After moving here in early 1996, I came to know the soulful restaurateur behind this retro-looking restaurant and its “modern cuisine.” Actually, the website,, describes their cuisine as: “Analog food for a digital world.” His creative eatery is the pinnacle for people who seek out restaurants with personality, and this one is as local as they come.

click to enlarge PHOTO BY STEVE E. MILLER

Myers, an advocate of farmers markets, has always served quality food and wine from local farms and wineries. He and his chefs strive to offer organic and sustainably produced products whenever possible. Now that our county is blossoming with artisan producers, be it makers of wine, cheese, olive oil or vinegar, they have many more quality choices to stock their larder.
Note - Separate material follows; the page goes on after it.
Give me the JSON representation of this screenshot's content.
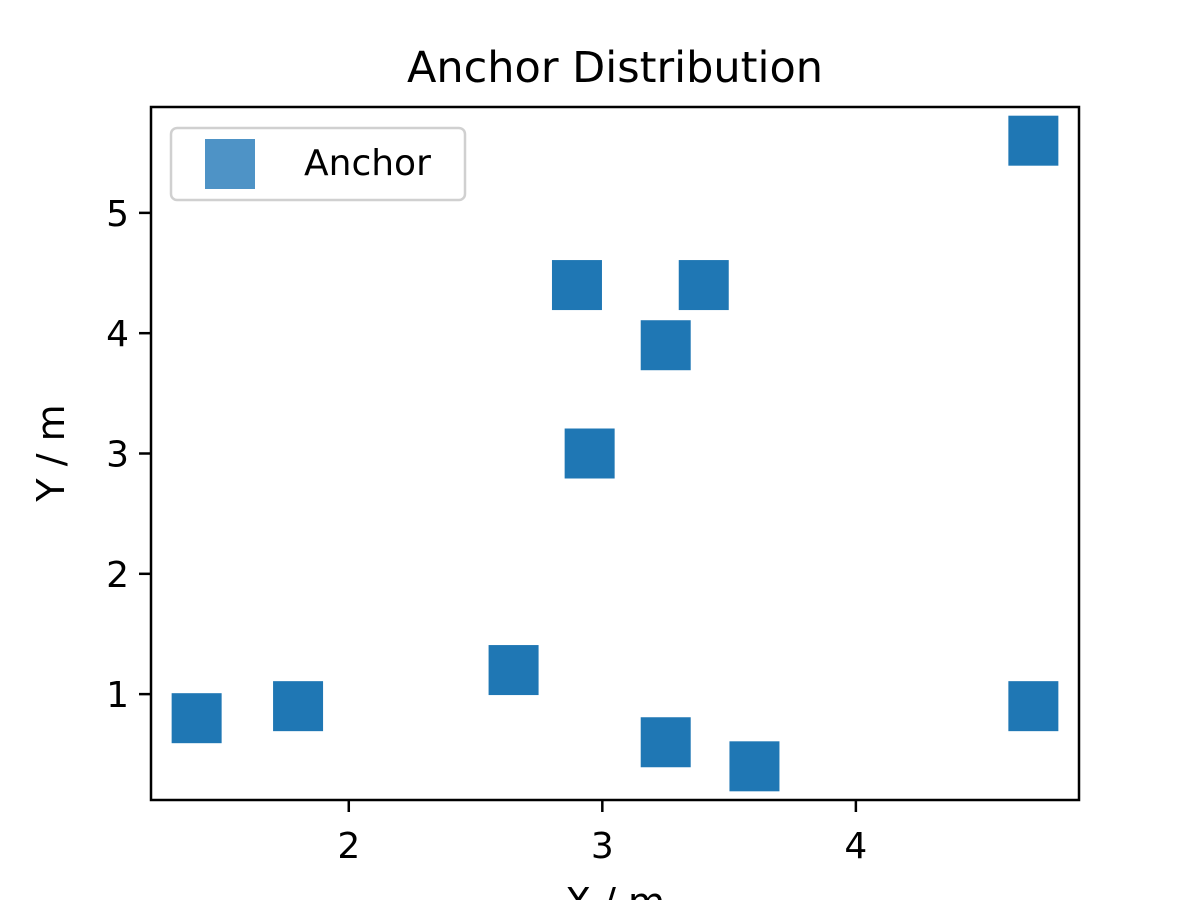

The excellent wine list offers an array of local wines, and a great selection of interesting varietals that complement the menu, all reasonably priced.

During the remodeling and retrofitting Myers said, “I wanted to create an old European feel while keeping the old building feeling.” They did it by covering the new support beams with an impressive new back bar, and replacing the building front with a folding glass doors. The roof had to be removed so he adding another sky light. “Old buildings have a lot of charm and they have a lot of problems.”

Before the remodeling Myers had rehired his original chef Greg Holt who helped him redesign and modernize the kitchen, adding three new ovens. Despite the major remodeling he was only forced to close 16 days. “We were lucky to get it done in two weeks. You had to wonder how long customers would be patient,” Myers recalled. “If people have to think about whether or not you’re open they might go somewhere else.”


I’m willing to bet most locals have great memories of meals enjoyed here. I still vividly remember my first Fat Tuesday party here because I was so jazzed about the authentic New Orleans style meal. Before it was over I told Myers, I’m going to write about this dinner in New Times. “Please don’t,” he said with a smile that said he was serious. “We’re already at the point we can’t get everyone in who wants reservations.” After talking with Myers I stayed for lunch, and by noon Big Sky was packed, the patio and the dining room, just as it has always been when I’ve dined here.

Myers doesn’t need a good review from me, everybody loves Big Sky, but he has always had my respect. And as we all know, Big Sky is always worth the wait.